Geähnelt haben sich auch die vorherrschenden Themen während der einzelnen Corona-Wellen. „Wir hatten den Verdacht, dass die beruhigenden Befunde aus der ersten Welle, als es noch viel Solidarität und weniger Corona-Müdigkeit gab, vielleicht nicht repräsentativ sein könnten“, sagt Brülhart. „Daten, die wir später aus Deutschland und Frankreich von der zweiten und dritten Welle erhalten haben, zeigen jedoch, dass es keine großen zeitlichen Unterschiede in den Befindlichkeiten gab.“
Eine ähnliche Studie soll sich speziell den Kindern widmen
„Die allgemeine mentale Verfassung einer Bevölkerung zu erheben oder gar länderübergreifende Tendenzen aufzuspüren, ist sehr schwierig“, sagt Klotzbücher. „Nicht zuletzt deshalb werden psychische Aspekte in politischen Entscheidungsprozessen oft ausgeklammert – mit potenziell gravierenden Folgen.“ Mit der aktuellen Studie wolle man einen Beitrag leisten, um dem entgegenzuwirken.
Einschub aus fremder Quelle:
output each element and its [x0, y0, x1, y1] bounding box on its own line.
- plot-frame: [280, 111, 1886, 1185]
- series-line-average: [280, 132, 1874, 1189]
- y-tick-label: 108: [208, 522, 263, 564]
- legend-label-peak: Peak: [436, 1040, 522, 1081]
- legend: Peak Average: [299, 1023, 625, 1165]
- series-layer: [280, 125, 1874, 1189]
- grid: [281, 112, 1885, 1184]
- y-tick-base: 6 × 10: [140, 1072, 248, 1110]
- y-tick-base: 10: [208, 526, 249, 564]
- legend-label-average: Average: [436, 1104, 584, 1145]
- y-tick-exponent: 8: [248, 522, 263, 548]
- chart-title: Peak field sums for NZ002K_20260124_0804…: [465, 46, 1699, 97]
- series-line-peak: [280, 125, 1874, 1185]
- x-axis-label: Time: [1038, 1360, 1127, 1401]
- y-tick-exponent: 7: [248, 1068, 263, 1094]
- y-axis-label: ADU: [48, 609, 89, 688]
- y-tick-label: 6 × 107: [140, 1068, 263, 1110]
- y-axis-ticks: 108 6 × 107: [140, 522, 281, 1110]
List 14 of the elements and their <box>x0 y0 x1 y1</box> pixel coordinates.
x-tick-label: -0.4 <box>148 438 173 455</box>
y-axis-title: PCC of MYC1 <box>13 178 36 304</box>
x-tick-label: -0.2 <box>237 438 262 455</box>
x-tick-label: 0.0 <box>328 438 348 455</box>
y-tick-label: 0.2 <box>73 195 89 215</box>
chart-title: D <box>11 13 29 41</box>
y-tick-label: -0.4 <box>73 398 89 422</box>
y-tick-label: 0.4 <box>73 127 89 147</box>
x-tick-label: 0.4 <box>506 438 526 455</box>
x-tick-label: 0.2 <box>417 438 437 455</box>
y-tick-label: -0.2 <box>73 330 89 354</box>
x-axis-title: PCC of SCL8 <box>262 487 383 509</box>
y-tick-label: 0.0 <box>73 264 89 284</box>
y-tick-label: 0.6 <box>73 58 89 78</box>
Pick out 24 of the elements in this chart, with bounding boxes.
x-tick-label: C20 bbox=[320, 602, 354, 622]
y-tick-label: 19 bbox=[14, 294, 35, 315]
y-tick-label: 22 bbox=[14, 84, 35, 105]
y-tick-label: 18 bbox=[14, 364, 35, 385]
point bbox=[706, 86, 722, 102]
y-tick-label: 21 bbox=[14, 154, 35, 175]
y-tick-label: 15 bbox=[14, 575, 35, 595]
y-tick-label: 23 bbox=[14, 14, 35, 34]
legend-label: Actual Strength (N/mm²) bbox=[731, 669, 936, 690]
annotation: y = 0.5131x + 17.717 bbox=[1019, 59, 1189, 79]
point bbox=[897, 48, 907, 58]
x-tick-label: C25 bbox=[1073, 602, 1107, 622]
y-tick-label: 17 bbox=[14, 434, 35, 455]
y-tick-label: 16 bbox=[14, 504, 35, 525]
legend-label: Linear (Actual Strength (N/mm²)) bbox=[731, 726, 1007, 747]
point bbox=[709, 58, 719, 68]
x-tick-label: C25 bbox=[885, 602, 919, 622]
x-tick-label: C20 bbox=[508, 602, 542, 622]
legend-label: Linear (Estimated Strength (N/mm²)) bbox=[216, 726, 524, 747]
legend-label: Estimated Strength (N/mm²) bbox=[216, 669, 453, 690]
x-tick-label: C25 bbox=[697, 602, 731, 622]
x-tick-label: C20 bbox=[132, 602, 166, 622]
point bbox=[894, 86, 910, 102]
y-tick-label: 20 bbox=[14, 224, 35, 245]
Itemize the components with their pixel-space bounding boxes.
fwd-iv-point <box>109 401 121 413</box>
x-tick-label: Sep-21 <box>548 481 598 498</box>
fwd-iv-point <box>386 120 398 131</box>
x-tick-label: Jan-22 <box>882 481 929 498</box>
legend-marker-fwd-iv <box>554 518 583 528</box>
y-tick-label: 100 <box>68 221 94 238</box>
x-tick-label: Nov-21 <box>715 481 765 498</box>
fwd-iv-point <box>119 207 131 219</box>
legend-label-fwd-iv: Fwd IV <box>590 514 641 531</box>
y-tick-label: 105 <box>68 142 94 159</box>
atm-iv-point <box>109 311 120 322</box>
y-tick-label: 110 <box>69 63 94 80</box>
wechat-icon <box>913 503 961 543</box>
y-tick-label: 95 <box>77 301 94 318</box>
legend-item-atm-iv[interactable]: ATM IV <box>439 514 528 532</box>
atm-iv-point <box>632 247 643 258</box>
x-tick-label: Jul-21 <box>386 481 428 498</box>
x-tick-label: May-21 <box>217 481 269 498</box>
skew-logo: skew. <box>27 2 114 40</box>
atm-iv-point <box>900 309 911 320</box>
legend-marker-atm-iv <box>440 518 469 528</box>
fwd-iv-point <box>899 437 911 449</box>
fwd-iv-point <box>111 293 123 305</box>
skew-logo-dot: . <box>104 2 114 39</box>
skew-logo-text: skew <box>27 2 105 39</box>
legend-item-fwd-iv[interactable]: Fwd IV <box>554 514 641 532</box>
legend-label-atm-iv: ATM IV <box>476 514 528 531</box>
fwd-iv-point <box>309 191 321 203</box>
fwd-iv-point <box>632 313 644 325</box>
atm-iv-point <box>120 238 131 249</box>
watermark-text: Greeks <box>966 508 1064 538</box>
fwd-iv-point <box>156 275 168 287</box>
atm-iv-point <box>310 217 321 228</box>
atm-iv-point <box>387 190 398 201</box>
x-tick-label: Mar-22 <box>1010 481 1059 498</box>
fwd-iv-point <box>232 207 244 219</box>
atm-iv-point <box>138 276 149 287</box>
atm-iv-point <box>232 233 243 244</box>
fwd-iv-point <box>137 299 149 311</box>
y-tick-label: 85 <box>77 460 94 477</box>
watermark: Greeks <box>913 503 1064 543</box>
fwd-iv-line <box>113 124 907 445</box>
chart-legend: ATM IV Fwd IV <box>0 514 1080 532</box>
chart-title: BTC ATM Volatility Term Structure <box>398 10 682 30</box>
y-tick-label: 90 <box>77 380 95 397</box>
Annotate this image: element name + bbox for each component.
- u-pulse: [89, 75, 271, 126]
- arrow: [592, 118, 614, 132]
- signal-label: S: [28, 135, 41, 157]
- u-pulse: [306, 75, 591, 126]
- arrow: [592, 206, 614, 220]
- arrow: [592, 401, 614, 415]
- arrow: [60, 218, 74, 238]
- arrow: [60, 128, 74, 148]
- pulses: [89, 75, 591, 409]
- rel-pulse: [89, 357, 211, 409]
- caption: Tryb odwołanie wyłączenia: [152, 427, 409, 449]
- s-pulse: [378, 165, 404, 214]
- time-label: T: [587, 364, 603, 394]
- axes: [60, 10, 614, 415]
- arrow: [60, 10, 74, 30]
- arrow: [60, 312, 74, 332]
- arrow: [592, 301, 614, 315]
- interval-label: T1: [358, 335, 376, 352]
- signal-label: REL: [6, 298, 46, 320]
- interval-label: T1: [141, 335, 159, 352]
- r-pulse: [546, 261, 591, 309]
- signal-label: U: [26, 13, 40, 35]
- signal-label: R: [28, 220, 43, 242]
Die Daten der Sorgentelefone seien eine lange vernachlässigte, aber sehr reichhaltige Quelle, um Rückschlüsse auf das psychische Befinden einer Bevölkerung oder bestimmter Bevölkerungsgruppen zu ziehen, sagt Klotzbücher. Gleichzeitig werde es spannend zu sehen sein, wie sich diese Daten mit denen aus anderen Quellen decken.
Klotzbücher selbst plant, gemeinsam mit einem neuen Team in einer weiteren Studie sein Augenmerk verstärkt auf die Kinder hierzulande zu legen und zu untersuchen, welche psychischen Effekte die Schulschließungen für sie hatten. Dazu will er die Anrufe bei Sorgentelefonen in Deutschland weiter auswerten und mit Daten aus Umfragen und von Krankenkassen vergleichen.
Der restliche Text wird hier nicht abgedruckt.